T.R | Title | User | Personal Name | Date | Lines |
---|
1848.1 | | usr505.zko.dec.com::Marshall | Rob Marshall | Tue Jan 28 1997 14:50 | 24 |
| > After this message that should only mean that a disk is faild, but the
> service should be already availabe, not only the service not has
> been automaticlly relocated, but were not possible to stop the service
> or relocate it manually becaouse in wrong state.
> Changed the failed disk, everithing returned to work properly.
> Do you have any ideas....?
Hi,
I'm not really sure what you mean by this.
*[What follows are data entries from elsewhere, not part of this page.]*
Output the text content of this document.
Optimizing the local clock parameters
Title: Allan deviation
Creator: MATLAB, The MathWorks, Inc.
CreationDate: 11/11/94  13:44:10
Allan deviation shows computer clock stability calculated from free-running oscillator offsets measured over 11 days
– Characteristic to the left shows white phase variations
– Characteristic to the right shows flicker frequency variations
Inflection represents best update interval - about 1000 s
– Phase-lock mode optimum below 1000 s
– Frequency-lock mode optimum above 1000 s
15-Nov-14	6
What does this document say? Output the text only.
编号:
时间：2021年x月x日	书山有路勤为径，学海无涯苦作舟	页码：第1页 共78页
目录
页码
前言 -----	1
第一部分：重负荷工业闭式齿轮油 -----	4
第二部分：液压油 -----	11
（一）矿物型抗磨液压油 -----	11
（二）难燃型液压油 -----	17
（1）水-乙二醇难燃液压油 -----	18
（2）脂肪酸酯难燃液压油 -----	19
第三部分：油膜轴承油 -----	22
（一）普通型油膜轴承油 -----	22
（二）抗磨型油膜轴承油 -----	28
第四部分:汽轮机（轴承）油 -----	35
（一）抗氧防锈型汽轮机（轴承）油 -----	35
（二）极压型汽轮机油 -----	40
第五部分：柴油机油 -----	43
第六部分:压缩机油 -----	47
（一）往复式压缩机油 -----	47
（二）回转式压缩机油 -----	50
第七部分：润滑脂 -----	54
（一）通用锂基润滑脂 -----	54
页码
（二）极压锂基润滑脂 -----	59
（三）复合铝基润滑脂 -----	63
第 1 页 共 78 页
For one, a disk failure should not
cause the service to relocate, perhaps this is just a misunderstanding of how
ASE deals with different kinds of errors?? Plus, when using LSM this should
not have prevented you from stopping/starting the service. Unless the failure
is such that LSM hangs when trying to talk to the disk, which could cause the
lsm_dg_action script to timeout. But, that doesn't seem to be the case here.
Also, I'm not sure I understand how you tried to relocate the service. It
should always be possible to set a service offline and then online it.
Basically, I would need more detail about exactly what happened, and exactly
what you did, before I could try to tell you why you saw this problem.
Rob
|
1848.2 | A bit more info | ROMOIS::CIARAMELLA | | Wed Jan 29 1997 17:57 | 26 |
|
Rob, Thanks for your answer.
I am sorry but I do not have more detail. What happes in simpler words
is that a member of a mirrored set failed, and after this evet the
disk service has been not available.
This installation is about one year that is running and during the
acceptance test phase, service availability following a mirror set
failure has been tested (removing one of the member of the mirroring
set), so during the normal operations the functionality is supplied.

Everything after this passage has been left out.